Chissà cosa ne pensa Enrico Bondi. Lo avevano nominato commissario straordinario di una Parmalat nel pieno della bufera. E magari qualcuno pensava persino che non ce l'avrebbe fatta a risollevare le sorti del colosso del latte travolto dai debiti e dallo scandalo. Eppure dopo poco Parmalat ricominciava, lentamente, a macinare utili. Tanto che Enrico Bondi, dismesso il vestito di Commissario, indossava poco dopo quello di amministratore delegato. E continuava a far crescere il gruppo sino ad arrivare alla quotazione in borsa. Se ne è parlato poco, ma quello raggiunto da Bondi è stato un gran risultato. Passato quasi in silenzio, nonostante nella cassaforte di Parmalat si fosse raccolto un bel gruzzolo, circa 1,4 miliardi di euro. Ci ha pensato la scadenza del mandato a Bondi a far tornare Parmalat sotto i riflettori della cronaca, solo quella finanziaria però, più attenta a registrare i cambi nei vertici delle società. A nessuno era venuto in mente che Parmalat era nel frattempo diventata una bella azienda, un “buon partito” per possibili acquisizioni. Ci voleva Lactalis, colosso francese del settore lattiero caseario, per far capire agli italiani quanto valesse Parmalat. E da quel momento è stato tutto un fiorire di proposte e controproposte per evitare lo “scippo francese”, al grido di salviamo il Made in Italy. Appello tardivo e anche poco comprensibile. Parmalat, come la maggior parte dell'industria casearia italiana, ricorre a quote importanti di latte importato per far fronte alle richieste del mercato. Non serve la dichiarazione in etichetta per sapere che molto del latte a lunga conservazione consumato in Italia (e non solo quello...) proviene da vacche allevate Oltralpe e anche più in là, dove i prezzi sono più bassi.

 

La contromossa

E mentre in Italia ci si struggeva nel mettere insieme una cordata (sempre più sfilacciata) disponibile ad acquisire il controllo di Parmalat, ecco arrivare da Lactalis una contromossa inattesa, l'Opa, l'offerta pubblica di acquisto delle azioni Parmalat ad un prezzo assai allettante, oltre il 21% in più rispetto alla quotazione media degli ultimi dodici mesi. L'obiettivo è il controllo totale di Parmalat, con una spesa complessiva di circa 4,5 miliardi di euro. Non entriamo nei dettagli, ne sono pieni i quotidiani di questi giorni e chi ne volesse sapere di più può dare un'occhiata a “Corpo 8” in questo numero di Agronotizie.

 

Un gigante

Fare previsioni è prematuro, anche se appare sempre più probabile il passaggio di Parmalat nell'orbita di Lactalis. Che in questo caso diverrebbe il primo gruppo lattiero caseario d'Europa e un “gigante” del settore in Italia, dove già ha fatto incetta (e nessuno se ne faceva cruccio...) di aziende come Galbani, Cademartori, Invernizzi, tanto per citare i marchi più noti.

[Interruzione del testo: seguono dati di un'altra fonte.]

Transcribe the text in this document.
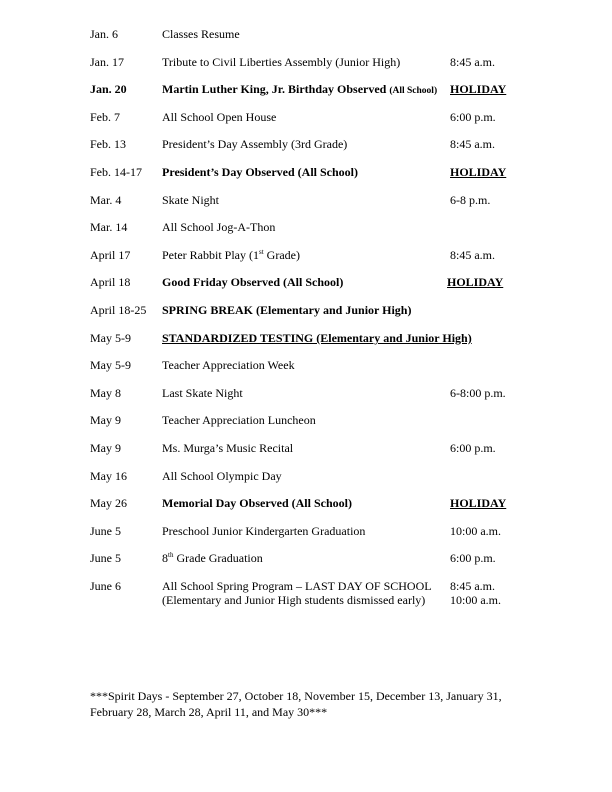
Jan. 6	Classes Resume
Jan. 17	Tribute to Civil Liberties Assembly (Junior High)	8:45 a.m.
Jan. 20	Martin Luther King, Jr. Birthday Observed (All School) HOLIDAY
Feb. 7	All School Open House	6:00 p.m.
Feb. 13	President’s Day Assembly (3rd Grade)	8:45 a.m.
Feb. 14-17 President’s Day Observed (All School)	HOLIDAY
Mar. 4	Skate Night	6-8 p.m.
Mar. 14	All School Jog-A-Thon
April 17	Peter Rabbit Play (1st Grade)	8:45 a.m.
April 18	Good Friday Observed (All School)	HOLIDAY
April 18-25 SPRING BREAK (Elementary and Junior High)
May 5-9	STANDARDIZED TESTING (Elementary and Junior High)
May 5-9	Teacher Appreciation Week
May 8	Last Skate Night	6-8:00 p.m.
May 9	Teacher Appreciation Luncheon
May 9	Ms. Murga’s Music Recital	6:00 p.m.
May 16	All School Olympic Day
May 26	Memorial Day Observed (All School)	HOLIDAY
June 5	Preschool Junior Kindergarten Graduation	10:00 a.m.
June 5	8th Grade Graduation	6:00 p.m.
June 6	All School Spring Program – LAST DAY OF SCHOOL 8:45 a.m.
(Elementary and Junior High students dismissed early) 10:00 a.m.
***Spirit Days - September 27, October 18, November 15, December 13, January 31, February 28, March 28, April 11, and May 30***
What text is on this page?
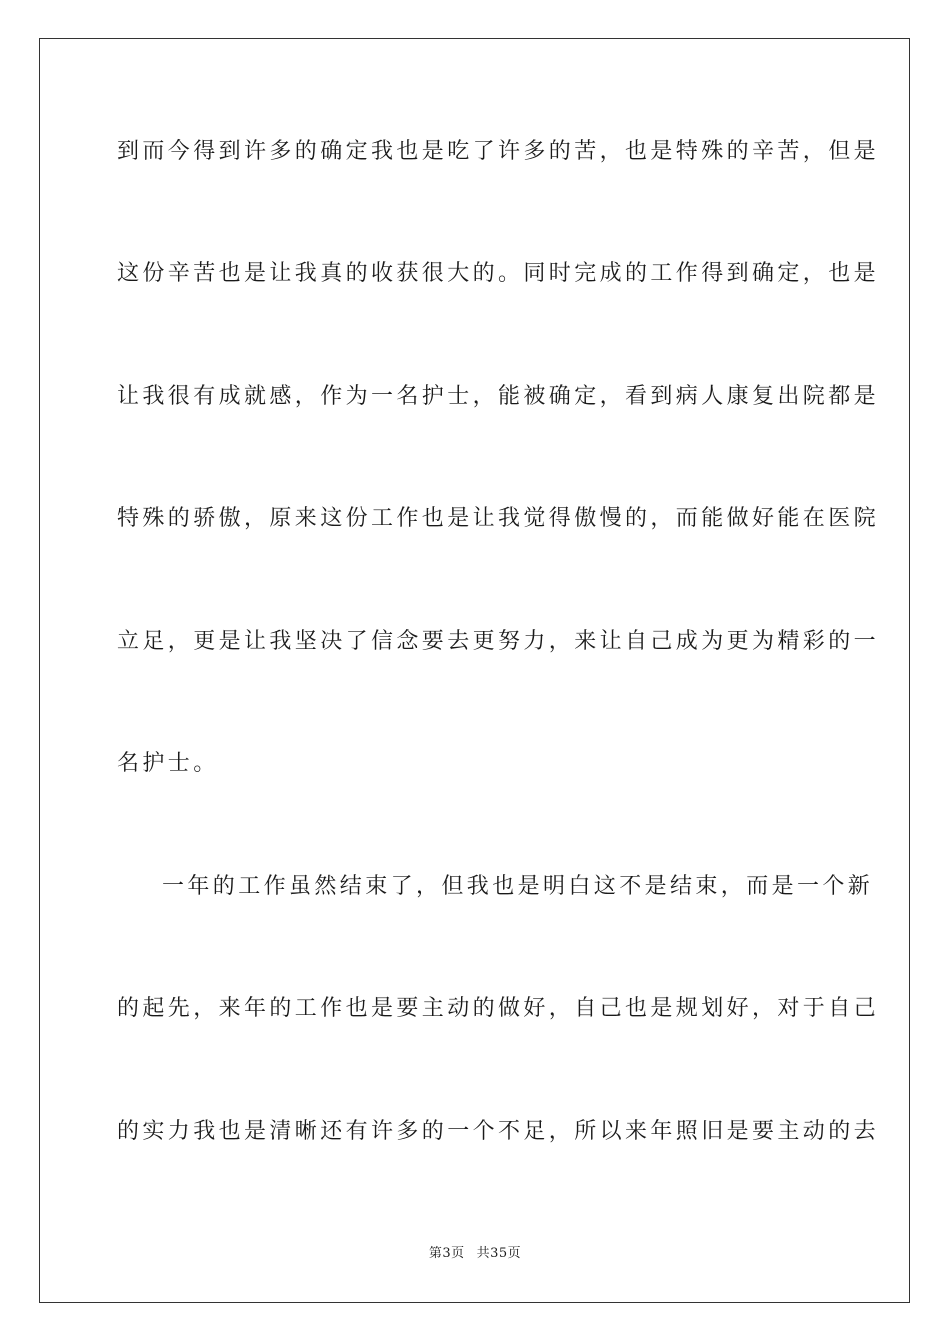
到而今得到许多的确定我也是吃了许多的苦，也是特殊的辛苦，但是
这份辛苦也是让我真的收获很大的。同时完成的工作得到确定，也是
让我很有成就感，作为一名护士，能被确定，看到病人康复出院都是
特殊的骄傲，原来这份工作也是让我觉得傲慢的，而能做好能在医院
立足，更是让我坚决了信念要去更努力，来让自己成为更为精彩的一
名护士。
一年的工作虽然结束了，但我也是明白这不是结束，而是一个新
的起先，来年的工作也是要主动的做好，自己也是规划好，对于自己
的实力我也是清晰还有许多的一个不足，所以来年照旧是要主动的去
第3页 共35页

In questa ipotesi Lactalis si troverebbe in una posizione dominante e c'è da chiedersi quale sarà il suo atteggiamento nei confronti degli allevatori italiani, quando sarà il momento di definire il prezzo del latte. Faticosamente in Lombardia (dove Lactalis è presente in modo significativo) si è raggiunto un accordo per fissare a 39 centesimi il prezzo di un litro di latte (diventeranno 40,02 centesimi solo a luglio). Poco, tant'è che alcune sigle sindacali hanno espresso forti critiche facendo anche mancare la propria firma. Con l'acquisizione di Parmalat il potere contrattuale di Lactalis (già enorme, rispetto a quello degli allevatori) sarebbe ancora maggiore e la tentazione di giocare al ribasso sul prezzo del latte potrebbe prevalere.

 

Ci vorrebbe Bondi

Ma inutile adesso fasciarsi la testa. Gli allevatori, in ogni caso, farebbero bene a chiedere alle loro organizzazioni di attrezzarsi per fronteggiare una sfida che sarà comunque dura. Altro che dividersi su ogni cosa come ancora continuano a fare. Anche alla zootecnia italiana, in una crisi non meno devastante rispetto alla Parmalat del dopo-Tanzi, servirebbe una “guida” come quella di Enrico Bondi. Che avrà altro di cui occuparsi e che difficilmente accetterebbe. Peccato.